Specifically, then, we propose a search strategy that uses individual records' influence on the parameter-estimation of the model within, and hence on the quality of, a subgroup being optimized during the search. The key idea is to generalize, during this search, the notion of a subgroup to that of a \emph{soft} subgroup. We use this conceptualization to rewrite the quality measure as a differentiable function of the individual records' degree of inclusion in this soft subgroup.
Optimization is then performed using what may be interpreted as a form of constrained gradient ascent. Specifically, we introduce a generalization of classification trees, which may be grown on any differentiable objective function. We show that the resulting model may be interpreted, colloquially, as trying to find the \emph{weakest} possible constraint on the objective function, while still conforming to the tree structure. Optimization is then performed by assigning all records to the tree's leafs, and the records' degree of inclusion in the subgroup is optimized \emph{en bloc}, for all records assigned to the same leaf, using gradient ascent. The tree structure then enables us, once converged, to readily express the resulting optimum in a rule-based format that is meaningful in the EMM context. We refer to this tree-constrained gradient ascent strategy as GRADCAT, for Gradient Ascent with Differentiable ClAssification Trees.
We furthermore propose a post-processing procedure that is used to reduce overfitting on the training data, and to remove superfluous conditions in the resulting subgroup description. We refer in this work to the composite algorithm, which constitutes the novel EMM-specific search strategy proper, as GRADCAT-EMM.
By showing that EMM with linear regression models is a strict generalization of the Subgroup Discovery paradigm, i.e., that the latter is strictly a special case of the former, we find that the novel algorithm can also be immediately applied in that context.

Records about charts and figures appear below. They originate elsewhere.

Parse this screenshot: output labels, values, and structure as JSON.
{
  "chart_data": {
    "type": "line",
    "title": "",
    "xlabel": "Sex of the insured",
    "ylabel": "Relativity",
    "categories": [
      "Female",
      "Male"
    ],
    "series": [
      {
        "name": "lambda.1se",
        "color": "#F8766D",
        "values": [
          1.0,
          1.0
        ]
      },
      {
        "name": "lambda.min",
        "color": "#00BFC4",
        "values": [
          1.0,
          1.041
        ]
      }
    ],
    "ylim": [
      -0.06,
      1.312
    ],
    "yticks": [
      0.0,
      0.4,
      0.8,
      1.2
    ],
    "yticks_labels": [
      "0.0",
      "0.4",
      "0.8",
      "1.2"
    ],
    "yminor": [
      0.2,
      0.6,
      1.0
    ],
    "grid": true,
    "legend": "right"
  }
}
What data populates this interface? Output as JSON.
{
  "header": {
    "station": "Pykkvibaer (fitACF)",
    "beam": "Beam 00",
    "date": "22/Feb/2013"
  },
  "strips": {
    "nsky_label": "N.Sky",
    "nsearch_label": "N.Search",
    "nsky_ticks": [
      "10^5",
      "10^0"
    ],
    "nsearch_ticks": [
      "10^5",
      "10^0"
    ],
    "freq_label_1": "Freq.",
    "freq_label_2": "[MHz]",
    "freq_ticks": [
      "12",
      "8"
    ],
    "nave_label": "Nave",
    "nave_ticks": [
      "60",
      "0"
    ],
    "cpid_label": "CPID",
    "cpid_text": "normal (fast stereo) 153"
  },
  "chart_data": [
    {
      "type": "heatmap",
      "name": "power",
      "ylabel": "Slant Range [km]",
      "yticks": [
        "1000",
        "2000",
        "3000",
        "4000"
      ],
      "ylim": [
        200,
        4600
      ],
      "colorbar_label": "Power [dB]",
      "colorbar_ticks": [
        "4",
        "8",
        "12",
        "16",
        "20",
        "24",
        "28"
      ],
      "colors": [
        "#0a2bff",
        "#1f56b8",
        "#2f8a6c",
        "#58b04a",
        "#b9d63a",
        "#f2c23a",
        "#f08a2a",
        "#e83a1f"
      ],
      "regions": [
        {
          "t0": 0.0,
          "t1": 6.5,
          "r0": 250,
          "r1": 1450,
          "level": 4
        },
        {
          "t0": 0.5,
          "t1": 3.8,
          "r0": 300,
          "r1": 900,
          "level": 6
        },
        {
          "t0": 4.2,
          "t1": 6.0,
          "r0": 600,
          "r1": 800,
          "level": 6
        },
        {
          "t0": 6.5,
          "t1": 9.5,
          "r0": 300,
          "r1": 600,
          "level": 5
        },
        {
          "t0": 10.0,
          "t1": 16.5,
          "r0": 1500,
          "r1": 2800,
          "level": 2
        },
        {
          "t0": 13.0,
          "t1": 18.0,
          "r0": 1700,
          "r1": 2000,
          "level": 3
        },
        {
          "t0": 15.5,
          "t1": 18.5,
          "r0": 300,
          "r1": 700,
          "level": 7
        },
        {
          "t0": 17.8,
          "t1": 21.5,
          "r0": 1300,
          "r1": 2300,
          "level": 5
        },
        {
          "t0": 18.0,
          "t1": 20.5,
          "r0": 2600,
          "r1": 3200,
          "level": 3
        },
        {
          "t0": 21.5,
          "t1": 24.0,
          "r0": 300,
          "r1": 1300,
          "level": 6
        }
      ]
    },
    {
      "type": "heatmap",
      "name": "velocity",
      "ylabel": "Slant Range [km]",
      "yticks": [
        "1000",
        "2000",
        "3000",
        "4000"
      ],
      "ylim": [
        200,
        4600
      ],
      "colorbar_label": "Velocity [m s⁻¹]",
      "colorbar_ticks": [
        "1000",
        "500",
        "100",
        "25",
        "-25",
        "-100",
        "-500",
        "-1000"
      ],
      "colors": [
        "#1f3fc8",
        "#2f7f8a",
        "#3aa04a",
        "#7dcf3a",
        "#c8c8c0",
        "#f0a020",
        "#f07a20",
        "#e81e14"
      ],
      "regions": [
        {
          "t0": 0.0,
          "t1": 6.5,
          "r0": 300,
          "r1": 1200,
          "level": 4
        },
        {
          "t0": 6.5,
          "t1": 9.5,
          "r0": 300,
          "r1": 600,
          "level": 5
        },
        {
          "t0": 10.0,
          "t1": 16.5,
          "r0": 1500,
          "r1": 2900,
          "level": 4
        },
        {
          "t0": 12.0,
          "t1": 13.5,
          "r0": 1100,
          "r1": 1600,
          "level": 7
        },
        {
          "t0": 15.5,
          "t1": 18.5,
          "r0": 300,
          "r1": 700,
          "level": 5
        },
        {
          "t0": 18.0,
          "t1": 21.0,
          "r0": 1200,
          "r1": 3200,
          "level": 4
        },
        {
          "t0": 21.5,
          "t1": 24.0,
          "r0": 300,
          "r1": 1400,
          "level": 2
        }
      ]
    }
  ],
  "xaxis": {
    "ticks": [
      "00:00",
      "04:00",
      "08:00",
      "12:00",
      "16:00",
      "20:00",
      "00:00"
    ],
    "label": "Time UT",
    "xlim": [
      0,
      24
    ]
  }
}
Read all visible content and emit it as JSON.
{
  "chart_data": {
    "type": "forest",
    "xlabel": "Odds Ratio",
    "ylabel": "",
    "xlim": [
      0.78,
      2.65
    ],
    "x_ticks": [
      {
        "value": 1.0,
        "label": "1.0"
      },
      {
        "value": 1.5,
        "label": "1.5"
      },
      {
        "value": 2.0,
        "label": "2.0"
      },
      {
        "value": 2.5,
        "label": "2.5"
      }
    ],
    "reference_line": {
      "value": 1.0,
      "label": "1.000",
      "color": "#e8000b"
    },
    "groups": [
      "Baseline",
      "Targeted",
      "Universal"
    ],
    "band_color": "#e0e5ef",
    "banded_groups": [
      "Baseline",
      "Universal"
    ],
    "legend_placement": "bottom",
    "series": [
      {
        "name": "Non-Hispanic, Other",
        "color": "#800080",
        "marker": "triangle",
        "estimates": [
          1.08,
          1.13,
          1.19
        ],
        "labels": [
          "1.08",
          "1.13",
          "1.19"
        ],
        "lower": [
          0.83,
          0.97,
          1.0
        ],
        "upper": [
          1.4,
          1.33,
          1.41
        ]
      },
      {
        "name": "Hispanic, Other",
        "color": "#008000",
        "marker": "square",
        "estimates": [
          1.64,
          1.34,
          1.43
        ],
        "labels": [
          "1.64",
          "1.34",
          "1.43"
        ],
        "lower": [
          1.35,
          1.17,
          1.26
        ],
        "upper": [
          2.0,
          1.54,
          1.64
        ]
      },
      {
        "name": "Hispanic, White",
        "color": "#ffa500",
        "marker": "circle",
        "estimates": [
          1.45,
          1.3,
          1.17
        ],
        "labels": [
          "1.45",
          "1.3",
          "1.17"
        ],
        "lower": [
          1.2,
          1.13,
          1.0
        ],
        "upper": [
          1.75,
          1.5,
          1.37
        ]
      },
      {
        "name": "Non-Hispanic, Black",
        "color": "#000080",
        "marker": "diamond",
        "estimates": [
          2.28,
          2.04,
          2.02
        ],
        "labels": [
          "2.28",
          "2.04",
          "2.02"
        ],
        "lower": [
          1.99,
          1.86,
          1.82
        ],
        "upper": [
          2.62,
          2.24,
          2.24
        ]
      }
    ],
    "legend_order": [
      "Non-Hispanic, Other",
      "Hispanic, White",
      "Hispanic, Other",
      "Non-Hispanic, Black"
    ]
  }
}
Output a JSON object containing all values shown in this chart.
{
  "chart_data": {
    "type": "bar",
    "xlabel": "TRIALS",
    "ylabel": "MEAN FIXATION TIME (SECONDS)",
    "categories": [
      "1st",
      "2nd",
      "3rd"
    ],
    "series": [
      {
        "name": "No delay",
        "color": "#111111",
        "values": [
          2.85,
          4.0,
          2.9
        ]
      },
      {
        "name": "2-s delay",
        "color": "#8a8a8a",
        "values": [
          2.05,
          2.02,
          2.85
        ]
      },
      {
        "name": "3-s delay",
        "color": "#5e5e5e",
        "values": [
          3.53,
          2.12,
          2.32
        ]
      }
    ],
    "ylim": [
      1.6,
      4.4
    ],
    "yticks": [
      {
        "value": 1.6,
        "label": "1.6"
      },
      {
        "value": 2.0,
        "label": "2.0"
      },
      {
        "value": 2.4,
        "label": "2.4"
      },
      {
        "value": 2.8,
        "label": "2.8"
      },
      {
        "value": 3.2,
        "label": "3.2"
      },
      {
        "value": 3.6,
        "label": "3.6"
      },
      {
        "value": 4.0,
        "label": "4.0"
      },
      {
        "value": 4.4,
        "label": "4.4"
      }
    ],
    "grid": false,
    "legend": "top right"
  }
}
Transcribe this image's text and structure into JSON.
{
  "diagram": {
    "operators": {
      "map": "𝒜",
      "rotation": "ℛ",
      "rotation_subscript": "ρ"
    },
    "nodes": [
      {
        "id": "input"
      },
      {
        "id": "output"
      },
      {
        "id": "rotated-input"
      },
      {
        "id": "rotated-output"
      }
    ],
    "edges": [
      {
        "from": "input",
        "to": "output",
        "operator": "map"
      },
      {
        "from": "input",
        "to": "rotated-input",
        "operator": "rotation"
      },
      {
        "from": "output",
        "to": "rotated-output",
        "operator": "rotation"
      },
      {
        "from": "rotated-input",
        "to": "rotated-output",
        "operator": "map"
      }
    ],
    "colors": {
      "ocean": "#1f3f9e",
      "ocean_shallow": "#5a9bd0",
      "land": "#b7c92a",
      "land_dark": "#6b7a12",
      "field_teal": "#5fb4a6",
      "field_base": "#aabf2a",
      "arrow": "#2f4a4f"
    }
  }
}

Experiments are performed in which GRADCAT-EMM's performance is compared with that of Beam Search, as well as with that of a composite algorithm that uses the proposed post-processing together with the BS algorithm's method of finding subgroup descriptions. We perform these experiments on both synthetic and real world datasets. On the synthetic data, we find that GRADCAT-EMM consistently statistically significantly outperforms both of the BS-based strategies. On the real world datasets, we initially find that BS performs significantly better than both other algorithms. However, comparing characteristics of the results obtained, we argue that this does not properly reflect our preferences of these characteristics. Arguing that this is due to an oversight in the evaluation measure used, we re-run the experiments on the real world data, using an adapted measure that is meant to compensate for this observed effect. From these experiments, we find that we no longer observe a significant difference in the characteristics of the results obtained. We also find that the BS algorithm with post-processing now performs marginally better than the other strategies, but we largely fail to detect any significant difference between the algorithms.
We end up arguing that the observed relative difference in the algorithms' performance, between the synthetic and real world datasets, can largely be attributed to a difference in the characteristics of these different datasets. In attempting to characterize the difference between these datasets, we do not find a real preference for any of the algorithms if the dataset represents a relatively small and well-structured search space. However, we conclude by hypothesizing that GRADCAT-EMM may be expected to perform particularly well on datasets that represent a large search space with a very low signal-to-noise ratio.